Presentation information

[J] Poster

S (Solid Earth Sciences ) » S-CG Complex & General

[S-CG61] Dynamics in mobile belts

Tue. May 28, 2019 5:15 PM - 6:30 PM Poster Hall (International Exhibition Hall8, Makuhari Messe)

convener:Yukitoshi Fukahata(Disaster Prevention Research Institute, Kyoto University), Toru Takeshita(Department of Natural History Sciences, Graduate School of Science, Hokkaido University), Hikaru Iwamori(Geochemical Evolution Research Program, Japan Agency for Marine-Earth Science and Technology)

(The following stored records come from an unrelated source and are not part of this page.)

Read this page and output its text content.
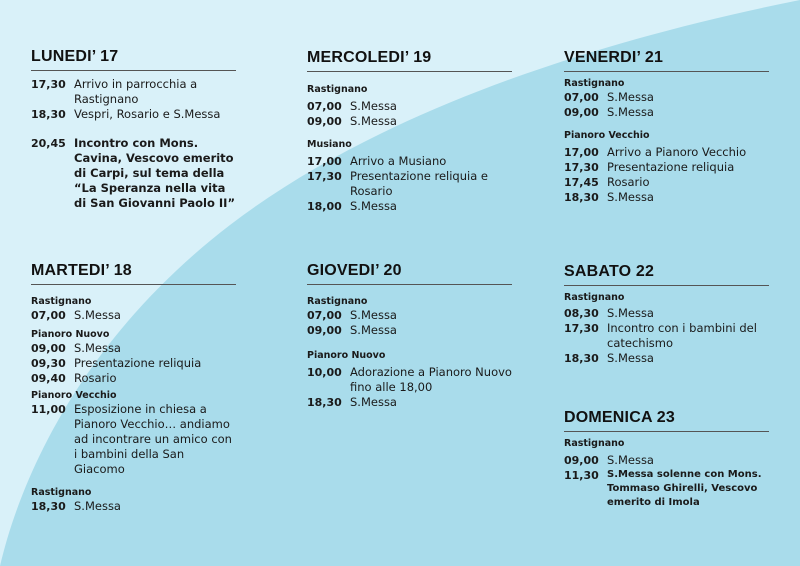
LUNEDI’ 17
17,30 Arrivo in parrocchia a Rastignano
18,30 Vespri, Rosario e S.Messa
20,45 Incontro con Mons. Cavina, Vescovo emerito di Carpi, sul tema della “La Speranza nella vita di San Giovanni Paolo II”
MARTEDI’ 18
Rastignano
07,00 S.Messa
Pianoro Nuovo
09,00 S.Messa
09,30 Presentazione reliquia
09,40 Rosario
Pianoro Vecchio
11,00 Esposizione in chiesa a Pianoro Vecchio… andiamo ad incontrare un amico con i bambini della San Giacomo
Rastignano
18,30 S.Messa
MERCOLEDI’ 19
Rastignano
07,00 S.Messa
09,00 S.Messa
Musiano
17,00 Arrivo a Musiano
17,30 Presentazione reliquia e Rosario
18,00 S.Messa
GIOVEDI’ 20
Rastignano
07,00 S.Messa
09,00 S.Messa
Pianoro Nuovo
10,00 Adorazione a Pianoro Nuovo fino alle 18,00
18,30 S.Messa
VENERDI’ 21
Rastignano
07,00 S.Messa
09,00 S.Messa
Pianoro Vecchio
17,00 Arrivo a Pianoro Vecchio
17,30 Presentazione reliquia
17,45 Rosario
18,30 S.Messa
SABATO 22
Rastignano
08,30 S.Messa
17,30 Incontro con i bambini del catechismo
18,30 S.Messa
DOMENICA 23
Rastignano
09,00 S.Messa
11,30 S.Messa solenne con Mons. Tommaso Ghirelli, Vescovo emerito di Imola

[SCG61-P17] Stress and displacement Green's functions to treat volumetric inelastic strain and elastic inhomogeneity in boundary integral equation method

*Daisuke Sato1 (1.Disaster Prevention Research Institute, Kyoto University)

Keywords:volumetric inelastic strain, velocity structure, boundary integral equation method

The boundary integral equation method (BIEM) is a commonly used method to simulate the fault motions accurately. Recent developments are now resolving well known problems of BIEM, such as the numerical cost problem (Sato and Ando, 2018) and the adaptabilities to elastic inhomogeneity (Kame and Kusakabe, 2012; Kusakabe and Kame, 2018). However, while it is shown to be applicable to the media other than homogeneous elastic media, obtained analytic integral kernels for simulating those media are now limited, largely due to its analytic difficulty. In this research, I obtain the the kernel expressions of those advanced BIEM in real space-time coordinate, based on the equivalent inclusion method (Eshelby, 1956; Mori and Tanaka, 1973).

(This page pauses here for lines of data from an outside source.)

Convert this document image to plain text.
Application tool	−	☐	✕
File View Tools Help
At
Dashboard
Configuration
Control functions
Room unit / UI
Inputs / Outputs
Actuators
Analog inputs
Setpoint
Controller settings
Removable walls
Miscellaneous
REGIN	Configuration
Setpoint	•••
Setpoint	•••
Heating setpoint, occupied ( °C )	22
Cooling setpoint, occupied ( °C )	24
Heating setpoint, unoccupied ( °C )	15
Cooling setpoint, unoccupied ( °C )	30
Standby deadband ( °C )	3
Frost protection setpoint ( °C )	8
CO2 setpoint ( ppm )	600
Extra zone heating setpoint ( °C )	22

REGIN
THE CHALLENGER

First, the (volume) integral equation method (Barbot and Fialko, 2010) for the volumetric strain is shown to be reduced to BIEM of boundaries partitioning the discretized inelastic volume. Corresponding kernels are then obtained for piecewise-constant volumetric inelastic strain embedded in the three-dimensional homogeneous elastic space. The kernels are preliminarily shown to be equivalent to the part of the kernel for the inhomogeneous elastic media (Kame and Kusakabe, 2012; Kusakabe and Kame, 2018) both in static and dynamic cases.

Second, the surface integral in the representation theorem is reduced to the integral equation of the equivalent eigen-displacement. Consequently, as long as the absolute traction can be expressed with the strain and the eigen-strain, it is suggested that there can be a method to treat the inhomogeneous elastic media only by using the stress Green's function responding to the slip, already obtained analytically (Tada and Madariaga, 2001; Tada, 2006; Ando et al., 2007; Ando, 2016). By comparing the possible method with the method of Kame and Kusakabe (2012) capable of generally treating the elastic inhomogeneity in some examples, the validity of the proposal to treat inhomogeneous elastic media is investigated.